Upstairs, three different fourth-grade students practice counting. The students eagerly raise their hands to offer their answers about things that come in pairs, groups of three and groups of four to Diana Perez, their City Year AmeriCorps member who grew up close by in North Providence. Every time a student provides an incorrect answer, Diana gently redirects the students using growth mindset tools she learned in her training, to prompt the students to consider an alternative answer and not get discouraged. Mistakes are part of learning, she says. “I like what you’re thinking, maybe think about another solution,” Diana urges. Encouraged to take risks, the students enthusiastically share their ideas and keep working, undeterred by the fear of providing an incorrect answer.
Keeping Students Engaged in Math
For the students at Carl G. Lauro Elementary, math lessons are an opportunity to learn new things and push outside of their comfort zone. By strengthening social-emotional skills, such as teamwork, empathy and persistence, City Year AmeriCorps members like Ben, LaShawn and Diana, are able to keep their students engaged and optimistic.
Recognizing that math is not learned in a vacuum, City Year AmeriCorps members focus on building their students’ social-emotional skills as they grapple with mathematical concepts and equations. If students cannot manage their emotions, work with others, self-regulate and make responsible decisions, learning math becomes an impossible task—a reality that plays out for far too many students across the country and the world.
Overcoming Math Anxiety
For many students, math does not invoke excitement but is instead associated with fear, or math anxiety. Recent studies show that math anxiety can start as early as first grade and affects almost half of all elementary school students. When students experience math anxiety, they fall into a perpetuating cycle of math avoidance and low achievement. By fourth grade, 60 percent of students in the United States are not proficient in math and by eighth grade, that number has increased to 67 percent. By the end of high school, research shows that more than 80 percent of students in the United States are either uninterested or not proficient in science, technology, engineering and math (STEM).
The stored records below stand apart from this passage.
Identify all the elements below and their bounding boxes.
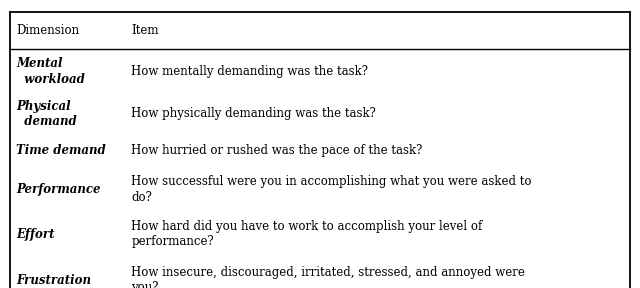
Text: Performance: Performance: [16, 183, 100, 196]
Text: How successful were you in accomplishing what you were asked to
do?: How successful were you in accomplishing…: [131, 175, 532, 204]
Text: How mentally demanding was the task?: How mentally demanding was the task?: [131, 65, 368, 78]
Text: Item: Item: [131, 24, 159, 37]
Text: Dimension: Dimension: [16, 24, 79, 37]
Text: How insecure, discouraged, irritated, stressed, and annoyed were
you?: How insecure, discouraged, irritated, st…: [131, 266, 525, 288]
Text: Frustration: Frustration: [16, 274, 91, 287]
Text: How physically demanding was the task?: How physically demanding was the task?: [131, 107, 376, 120]
Text: Physical
  demand: Physical demand: [16, 100, 77, 128]
Text: Mental
  workload: Mental workload: [16, 57, 85, 86]
Text: Time demand: Time demand: [16, 144, 106, 157]
Text: How hurried or rushed was the pace of the task?: How hurried or rushed was the pace of th…: [131, 144, 422, 157]
Text: How hard did you have to work to accomplish your level of
performance?: How hard did you have to work to accompl…: [131, 220, 483, 248]
Text: Effort: Effort: [16, 228, 54, 240]
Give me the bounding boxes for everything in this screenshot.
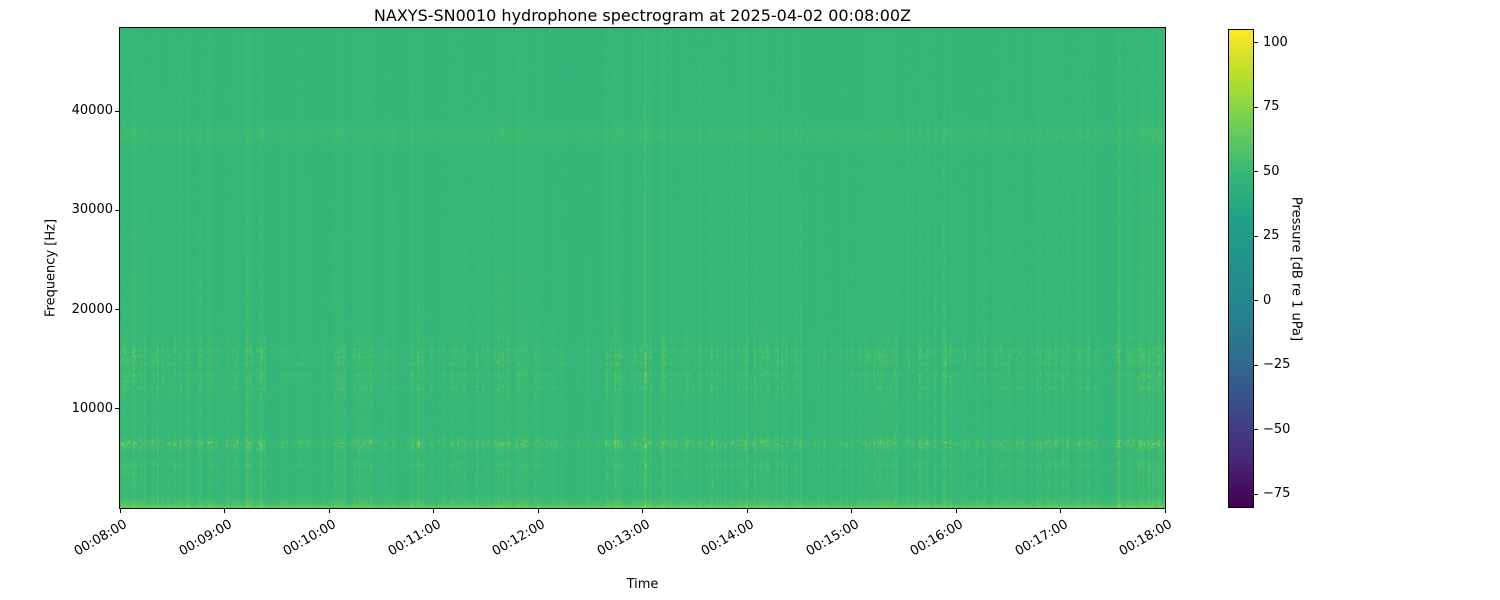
x-tick-label: 00:16:00	[907, 517, 966, 560]
colorbar-label: Pressure [dB re 1 uPa]	[1288, 196, 1304, 342]
x-axis-label: Time	[626, 577, 659, 592]
spectrogram-heatmap-image	[120, 28, 1165, 508]
chart-title: NAXYS-SN0010 hydrophone spectrogram at 2…	[373, 6, 912, 25]
y-tick-mark	[115, 408, 119, 410]
x-tick-mark	[119, 509, 121, 513]
colorbar-tick-mark	[1254, 42, 1258, 44]
x-tick-mark	[224, 509, 225, 513]
y-tick-label: 20000	[71, 301, 113, 317]
y-tick-label: 30000	[71, 202, 113, 218]
colorbar-tick-label: −25	[1263, 357, 1291, 373]
colorbar-tick-mark	[1254, 235, 1258, 237]
y-tick-label: 40000	[71, 103, 113, 119]
colorbar-tick-label: 75	[1263, 99, 1280, 115]
colorbar-tick-mark	[1254, 493, 1258, 495]
x-tick-mark	[642, 509, 643, 513]
x-tick-label: 00:08:00	[71, 517, 130, 560]
x-tick-label: 00:12:00	[489, 517, 548, 560]
x-tick-label: 00:09:00	[176, 517, 235, 560]
colorbar-tick-mark	[1254, 106, 1258, 108]
x-tick-label: 00:11:00	[385, 517, 444, 560]
colorbar-tick-mark	[1254, 171, 1258, 173]
x-tick-label: 00:18:00	[1116, 517, 1175, 560]
colorbar-tick-mark	[1254, 364, 1258, 366]
colorbar	[1228, 29, 1254, 508]
x-tick-mark	[433, 509, 434, 513]
x-tick-mark	[328, 509, 330, 513]
y-tick-mark	[115, 309, 119, 311]
y-tick-label: 10000	[71, 400, 113, 416]
colorbar-tick-label: 100	[1263, 34, 1288, 50]
colorbar-tick-label: 0	[1263, 292, 1272, 308]
y-tick-mark	[115, 209, 119, 211]
colorbar-tick-label: −75	[1263, 486, 1291, 502]
x-tick-mark	[746, 509, 748, 513]
x-tick-label: 00:14:00	[698, 517, 757, 560]
colorbar-tick-label: −50	[1263, 421, 1291, 437]
plot-area	[119, 27, 1166, 509]
colorbar-tick-label: 25	[1263, 228, 1280, 244]
colorbar-tick-mark	[1254, 300, 1258, 302]
colorbar-tick-label: 50	[1263, 163, 1280, 179]
x-tick-label: 00:10:00	[280, 517, 339, 560]
x-tick-mark	[1164, 509, 1166, 513]
x-tick-mark	[851, 509, 852, 513]
colorbar-gradient	[1229, 30, 1253, 507]
x-tick-mark	[537, 509, 539, 513]
x-tick-label: 00:15:00	[803, 517, 862, 560]
x-tick-mark	[1060, 509, 1061, 513]
x-tick-label: 00:13:00	[594, 517, 653, 560]
x-tick-label: 00:17:00	[1012, 517, 1071, 560]
x-tick-mark	[955, 509, 957, 513]
y-tick-mark	[115, 110, 119, 112]
colorbar-tick-mark	[1254, 429, 1258, 431]
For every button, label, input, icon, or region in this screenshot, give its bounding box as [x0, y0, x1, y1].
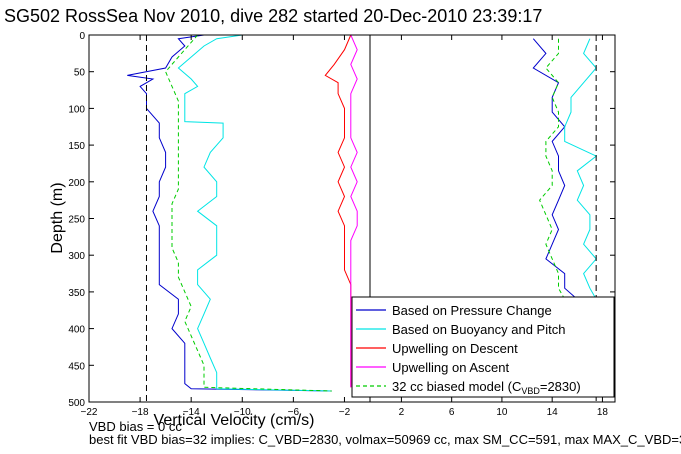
x-tick-label-left-0: −22 [81, 407, 98, 418]
series-line-4-descent [165, 34, 332, 392]
y-tick-label-4: 200 [68, 178, 85, 189]
y-axis-label: Depth (m) [49, 182, 66, 253]
legend: Based on Pressure Change Based on Buoyanc… [351, 296, 615, 398]
series-line-1-ascent [564, 38, 598, 300]
legend-label-2: Upwelling on Descent [392, 341, 518, 356]
x-axis-ticks-left: −22 −18 −14 −10 −6 −2 [81, 35, 351, 418]
y-tick-label-1: 50 [74, 68, 86, 79]
x-tick-label-left-5: −2 [339, 407, 351, 418]
vbd-bias-note: VBD bias = 0 cc [89, 419, 182, 434]
legend-label-3: Upwelling on Ascent [392, 360, 509, 375]
series-group-left [127, 34, 358, 392]
x-tick-label-right-0: 2 [399, 407, 405, 418]
legend-entries: Based on Pressure Change Based on Buoyanc… [356, 303, 581, 396]
y-tick-label-3: 150 [68, 141, 85, 152]
y-tick-label-8: 400 [68, 325, 85, 336]
series-line-1-descent [177, 34, 332, 392]
series-line-0-descent [127, 34, 332, 392]
x-axis-ticks-right: 2 6 10 14 18 [399, 35, 609, 418]
x-tick-label-left-1: −18 [132, 407, 149, 418]
legend-box [351, 296, 615, 398]
series-line-2 [324, 34, 352, 388]
y-tick-label-9: 450 [68, 361, 85, 372]
y-tick-label-7: 350 [68, 288, 85, 299]
y-tick-label-2: 100 [68, 104, 85, 115]
legend-label-4: 32 cc biased model (CVBD=2830) [392, 379, 581, 396]
y-axis-ticks: 0 50 100 150 200 250 300 350 400 450 500 [68, 31, 615, 409]
x-tick-label-right-4: 18 [597, 407, 609, 418]
y-tick-label-10: 500 [68, 398, 85, 409]
x-tick-label-right-2: 10 [496, 407, 508, 418]
x-tick-label-right-1: 6 [449, 407, 455, 418]
best-fit-note: best fit VBD bias=32 implies: C_VBD=2830… [89, 432, 681, 447]
left-axes-box [88, 34, 371, 403]
legend-label-1: Based on Buoyancy and Pitch [392, 322, 565, 337]
series-line-4-ascent [539, 38, 566, 300]
x-tick-label-left-2: −14 [183, 407, 200, 418]
y-tick-label-6: 300 [68, 251, 85, 262]
series-group-right [532, 38, 598, 300]
series-line-0-ascent [532, 38, 578, 300]
x-axis-label: Vertical Velocity (cm/s) [154, 412, 315, 429]
y-tick-label-0: 0 [79, 31, 85, 42]
x-tick-label-right-3: 14 [547, 407, 559, 418]
legend-label-0: Based on Pressure Change [392, 303, 552, 318]
x-tick-label-left-4: −6 [288, 407, 300, 418]
chart-title: SG502 RossSea Nov 2010, dive 282 started… [4, 6, 542, 26]
series-line-3 [350, 34, 358, 388]
y-tick-label-5: 250 [68, 215, 85, 226]
x-tick-label-left-3: −10 [234, 407, 251, 418]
Given the rapidly increasing demand for math skills in our changing economy, math proficiency has never been more important.
For students who are already below grade level in math due to any number of factors, including systemic barriers like poverty and racism, math anxiety is compounded. Math instruction is predicated on the assumption that students master foundational concepts, later applying and extending that knowledge in order to master increasingly complex material. For students who have weak or missing pieces in the foundation of their math knowledge, they fall further behind, making it difficult to stay on track to graduate. The inability to pass Algebra is a leading factor why many students drop out of school.
Building Math Confidence
To ensure students stay on track to graduate, math anxiety must be transformed into math confidence, which is why City Year AmeriCorps members form positive, developmental relationships with their students. As research shows, brains develop within social contexts and learning happens in relationships. In other words, students learn when they have supportive relationships and feel physically and emotionally safe. The relationships City Year AmeriCorps members form with their students contribute to a safe and supportive learning environment that benefits everyone in the school building.
City Year AmeriCorps members are able to spend time learning about each student’s unique strengths, challenges and background. By applying the Clover model, an asset-based youth development framework developed by the PEAR Institute, City Year AmeriCorps members provide effective, individualized social-emotional supports along with academic instruction.
By transforming students’ math anxiety into math confidence, City Year AmeriCorps members, like Ben, LaShawn and Diana, not only help their students succeed in the classroom but also help to ensure their success in life. Whether it’s measuring ingredients for a recipe, planning the length of a road trip, determining the time it takes to get ready in the morning or finding the best price at the grocery store, feeling comfortable with math is essential for life success.